BY David Onjili
In the end, it is a business venture. Irrespective of how an individual ascended to the highest management level, the owner expects positive returns on his investments. This is the duty of any manager, to ensure that you maximize on utility. Leadership within organizations takes different models. In certain instances, the company may decide to promote one of the staff into a senior position or entirely hire a new individual. When an internal member of staff ascends into such a position, often times they are insiders and comprehend the politics within the organization. Yet, as often the case, a ‘stranger’ is usually thrust into a new organization and expected to deliver results.
Organizations, by virtue of having several members of staff play out as political bodies. It is thus always key for any new employee, however senior or junior, to try and identify the power centres. The quiet tea-girl, office messenger or janitor could have direct access to the top management than you would ever imagine. While the ethics of it may be in doubt, such occurrences are covertly synonymous with workplaces. You have to watch out for such centres of power and know that they will always flex their muscles in various ways as a survival mechanism.
“As unsettling as it is, we have found that the essence of development is diversity and adversity.

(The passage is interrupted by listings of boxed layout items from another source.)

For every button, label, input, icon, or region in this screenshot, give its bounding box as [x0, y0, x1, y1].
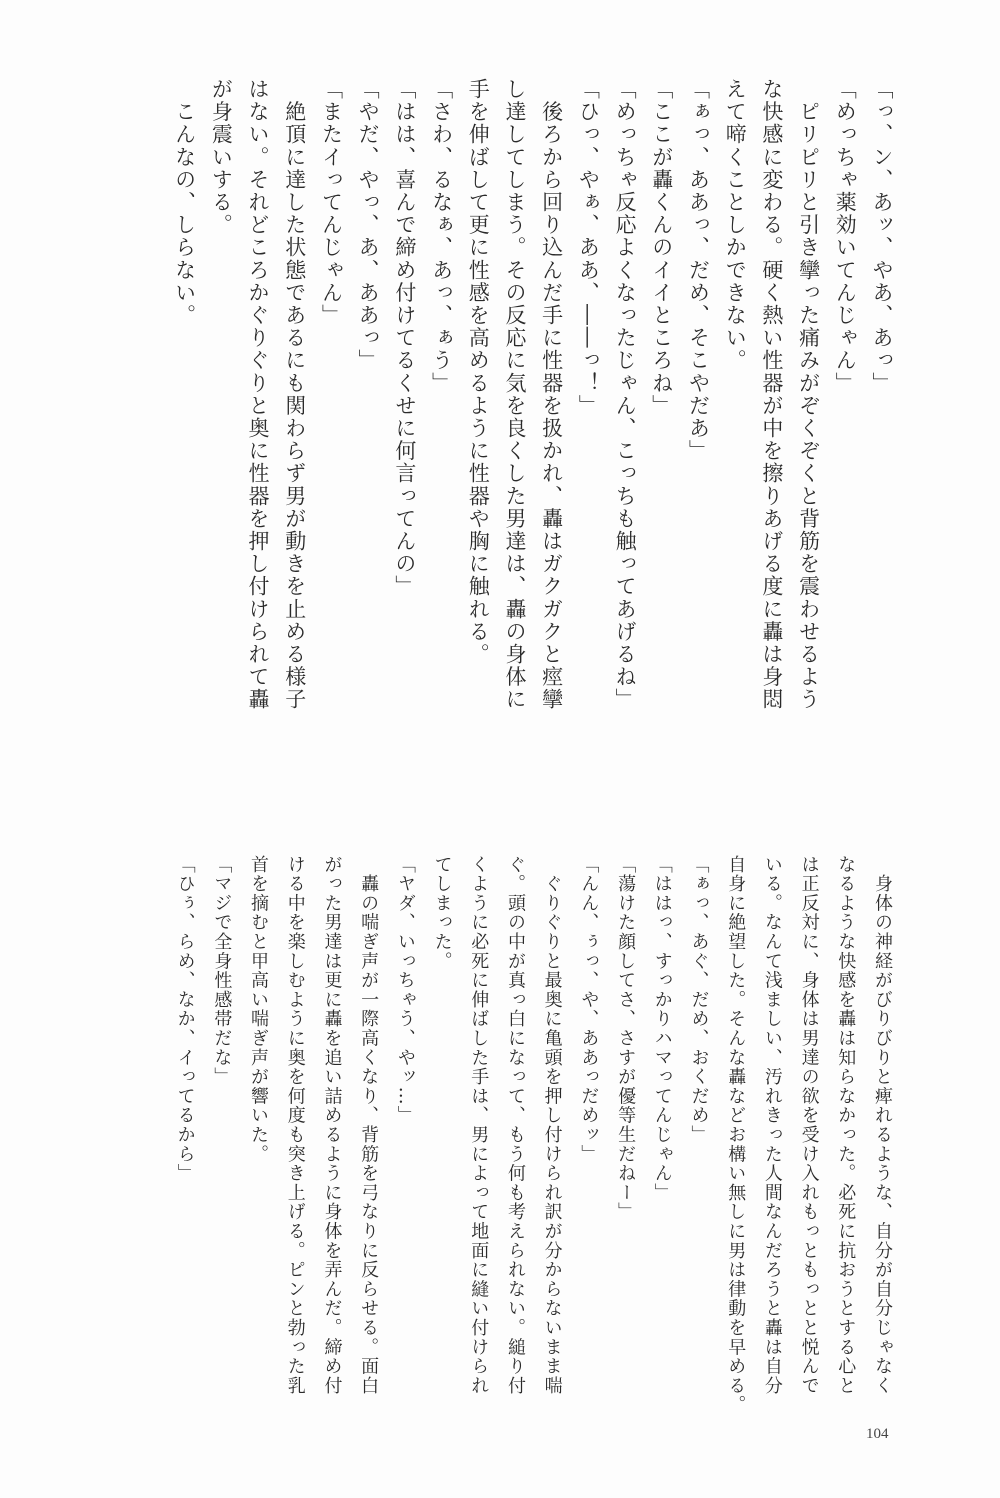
text-line: 「またイってんじゃん」	[319, 78, 344, 327]
text-line: 「ひぅ、らめ、なか、イってるから」	[174, 855, 196, 1184]
text-line: ぐ。頭の中が真っ白になって、もう何も考えられない。縋り付	[504, 855, 526, 1396]
text-line: てしまった。	[431, 855, 453, 971]
text-line: 手を伸ばして更に性感を高めるように性器や胸に触れる。	[466, 78, 491, 666]
text-line: 首を摘むと甲高い喘ぎ声が響いた。	[248, 855, 270, 1164]
text-line: ぐりぐりと最奥に亀頭を押し付けられ訳が分からないまま喘	[541, 855, 563, 1396]
text-line: は正反対に、身体は男達の欲を受け入れもっともっとと悦んで	[798, 855, 820, 1396]
text-line: 「めっちゃ反応よくなったじゃん、こっちも触ってあげるね」	[613, 78, 638, 711]
text-line: 「ヤダ、いっちゃう、やッ…」	[394, 855, 416, 1126]
text-line: 自身に絶望した。そんな轟などお構い無しに男は律動を早める。	[725, 855, 747, 1415]
text-line: えて啼くことしかできない。	[723, 78, 748, 372]
text-line: 「さわ、るなぁ、あっ、ぁう」	[429, 78, 454, 395]
text-line: はない。それどころかぐりぐりと奥に性器を押し付けられて轟	[246, 78, 271, 711]
text-line: な快感に変わる。硬く熱い性器が中を擦りあげる度に轟は身悶	[759, 78, 784, 711]
text-line: 「っ、ン、あッ、やあ、あっ」	[870, 78, 894, 395]
text-line: 轟の喘ぎ声が一際高くなり、背筋を弓なりに反らせる。面白	[358, 855, 380, 1396]
text-line: なるような快感を轟は知らなかった。必死に抗おうとする心と	[835, 855, 857, 1396]
text-line: ピリピリと引き攣った痛みがぞくぞくと背筋を震わせるよう	[796, 78, 821, 711]
text-line: いる。なんて浅ましい、汚れきった人間なんだろうと轟は自分	[761, 855, 783, 1396]
text-line: 「蕩けた顔してさ、さすが優等生だねー」	[615, 855, 637, 1222]
text-line: 「ははっ、すっかりハマってんじゃん」	[651, 855, 673, 1203]
text-line: 後ろから回り込んだ手に性器を扱かれ、轟はガクガクと痙攣	[539, 78, 564, 711]
text-line: 「はは、喜んで締め付けてるくせに何言ってんの」	[392, 78, 417, 598]
text-line: 「ぁっ、ああっ、だめ、そこやだあ」	[686, 78, 711, 463]
text-line: 絶頂に達した状態であるにも関わらず男が動きを止める様子	[282, 78, 307, 711]
text-line: 「ここが轟くんのイイところね」	[649, 78, 674, 417]
text-line: 身体の神経がびりびりと痺れるような、自分が自分じゃなく	[872, 855, 893, 1396]
text-line: 「ぁっ、あぐ、だめ、おくだめ」	[688, 855, 710, 1145]
text-block-upper	[166, 78, 900, 723]
page-number: 104	[866, 1426, 889, 1442]
text-line: が身震いする。	[209, 78, 234, 237]
text-block-lower	[166, 855, 900, 1415]
text-line: 「ひっ、やぁ、ああ、――っ！」	[576, 78, 601, 417]
text-line: 「めっちゃ薬効いてんじゃん」	[833, 78, 858, 395]
text-line: し達してしまう。その反応に気を良くした男達は、轟の身体に	[502, 78, 527, 711]
text-line: 「やだ、やっ、あ、ああっ」	[356, 78, 381, 372]
text-line: 「マジで全身性感帯だな」	[211, 855, 233, 1087]
text-line: ける中を楽しむように奥を何度も突き上げる。ピンと勃った乳	[284, 855, 306, 1396]
text-line: がった男達は更に轟を追い詰めるように身体を弄んだ。締め付	[321, 855, 343, 1396]
text-line: くように必死に伸ばした手は、男によって地面に縫い付けられ	[468, 855, 490, 1396]
text-line: 「んん、ぅっ、や、ああっだめッ」	[578, 855, 600, 1164]
text-line: こんなの、しらない。	[172, 78, 197, 327]
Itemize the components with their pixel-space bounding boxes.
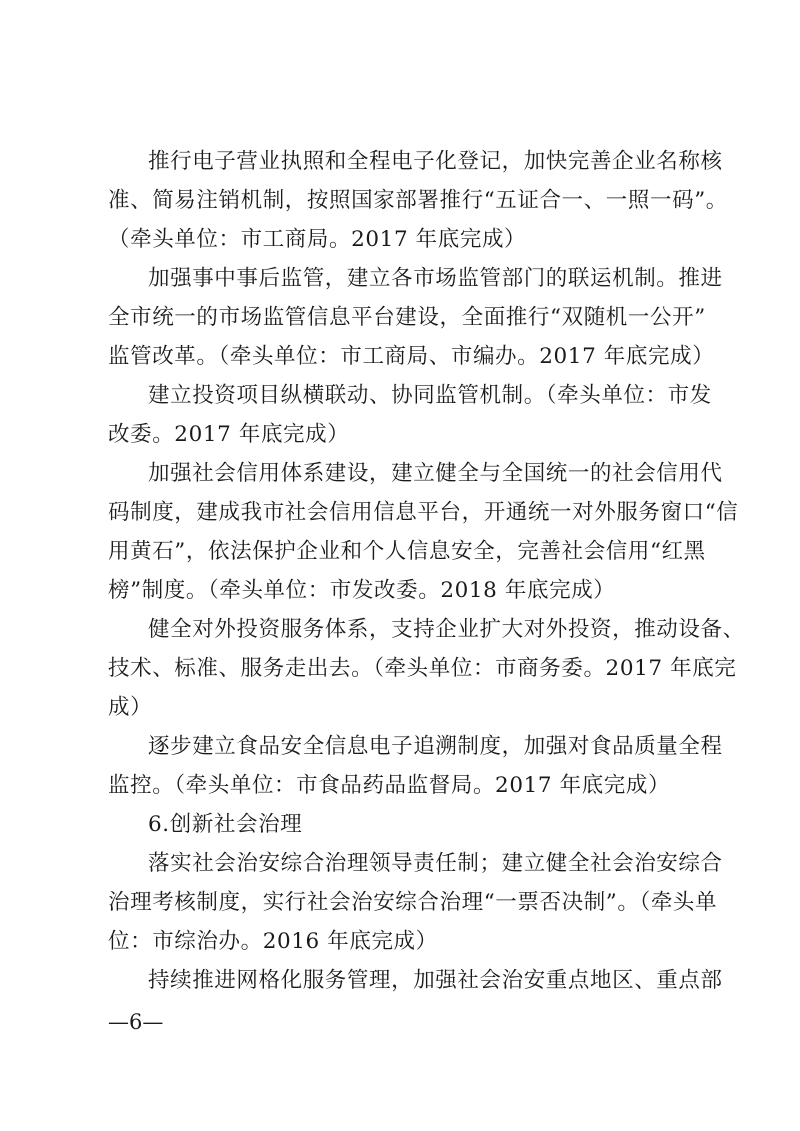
text-line: 成）: [108, 695, 153, 720]
text-line: （牵头单位：市工商局。2017 年底完成）: [108, 227, 527, 252]
text-line: 加强社会信用体系建设，建立健全与全国统一的社会信用代: [148, 461, 723, 486]
section-heading: 6.创新社会治理: [148, 812, 303, 837]
text-line: 逐步建立食品安全信息电子追溯制度，加强对食品质量全程: [148, 734, 723, 759]
text-line: 监控。（牵头单位：市食品药品监督局。2017 年底完成）: [108, 773, 671, 798]
text-line: 监管改革。（牵头单位：市工商局、市编办。2017 年底完成）: [108, 344, 715, 369]
text-line: 建立投资项目纵横联动、协同监管机制。（牵头单位：市发: [148, 383, 712, 408]
text-line: 改委。2017 年底完成）: [108, 422, 350, 447]
text-line: 推行电子营业执照和全程电子化登记，加快完善企业名称核: [148, 149, 723, 174]
text-line: 全市统一的市场监管信息平台建设，全面推行“双随机一公开”: [108, 305, 706, 330]
text-line: 健全对外投资服务体系，支持企业扩大对外投资，推动设备、: [148, 617, 745, 642]
text-line: 准、简易注销机制，按照国家部署推行“五证合一、一照一码”。: [108, 188, 728, 213]
text-line: 榜”制度。（牵头单位：市发改委。2018 年底完成）: [108, 578, 616, 603]
page-number: —6—: [108, 1010, 164, 1034]
text-line: 落实社会治安综合治理领导责任制；建立健全社会治安综合: [148, 851, 723, 876]
text-line: 用黄石”，依法保护企业和个人信息安全，完善社会信用“红黑: [108, 539, 706, 564]
text-line: 治理考核制度，实行社会治安综合治理“一票否决制”。（牵头单: [108, 890, 718, 915]
text-line: 位：市综治办。2016 年底完成）: [108, 929, 438, 954]
document-body: [108, 142, 745, 1000]
text-line: 技术、标准、服务走出去。（牵头单位：市商务委。2017 年底完: [108, 656, 737, 681]
text-line: 加强事中事后监管，建立各市场监管部门的联运机制。推进: [148, 266, 723, 291]
text-line: 码制度，建成我市社会信用信息平台，开通统一对外服务窗口“信: [108, 500, 739, 525]
text-line: 持续推进网格化服务管理，加强社会治安重点地区、重点部: [148, 968, 723, 993]
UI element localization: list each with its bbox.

Management is primarily learned from on-the-job experiences—by doing, observing, and interacting with others,” says Warren Bennis, an American scholar, author and a pioneer in the field of leadership studies.
Organizations take up different structures; vertical, horizontal or spatial differentiation. In horizontal differentiation, particular tasks are delegated to particular employees i.e. in an accounting department, a group may focus on tax laws while the other financial data with others in the sales department responsible for bringing in new clients. This allows company employees to stick to tasks related to their field of expertise. Vertical differentiation takes a pyramid structure; the CEO or owner at the top, midsection managers and supervisors and a bottom section of regular employees where top-down communication is the order of the day with employees haveing little input into how the organization operates.
The leopard is considered one of the greatest hunters due to its ability to identify prey, target and pounce with finality. They are rare in the wilderness and only appear when they want to be seen; yet they remain lethal hunters. It is this ability to stay calm and observe that separates them from other hunters. Similarly, a new manager must resist the urge to act on impulse and first study the organization. By doing so, you will be able to understand what culture exists. Who are the centers of power, who are the most effective yet quiet staff, who are the busybodies that ride on the backs of others. While you may have brilliant ideas, often times these ideas have been floated before. Knowing why they did not work will go a long way. Timing is everything, like the leopard it is critical for the new manager to know when to start implementing his or her ideas.
Why, for instance, should a marketer who does not have phone airtime to call clients be scolded for not bringing in new business?. Why would an office line be in an individual’s possession all through? When would marketers, for example, know if their prospective clients called the office, and what answer they were given by the phone handler who was probably on a personal errand? Who reports to the office at what time and why, and how does that affect production? Such analysis on the organization can enable the new manager to address many underlying issues that might be the bedrock of what has stunted the company. Forming alliances is another key strategy that new managers can employ. By observation, you will be able to know the members of staff who may not be managers but are very influential amongst colleagues. Often times they could be the longest serving or even best performers.
Jose Mourinho is a highly successful football manager, 25 trophies in 20 years as a manager in four different countries are no mean feat. Yet, by failing to understand the culture at Manchester United and despite winning the Europa League he was fired. He lost the dressing room and was openly defied by players – shows just how ‘junior’ staff can cost even the most successful managers. An organization’s culture and the centers of power must always be identified and wisely dealt with by strategic managers.
On the whole, the new manager must execute their vision for the organization with finality. You were put there on merit and will be judged purely on your performance. Do not dilly-dally, you will be sucked into the existing office culture and lose your vision. Practice what you preach. When the staff realizes that you respect them and treat them as professionals, you value their input and also know where you are headed, it is easy to lead them.
A new manager’s success or failure is dependent more on their social intelligence. Approachability is key. Avoid being an easy ear to staff gossip but be welcoming in a reassuring manner.
Soft power is actually one thing many people don’t get, yet it is what management is about. Let the staff own the process and they will, in turn, deliver. Margins will shore up and will reveal just how effective a manager you are. It is not the barking of orders and isolation in corner offices that make one a great manager, it is the productivity and welfare of those you manage that count.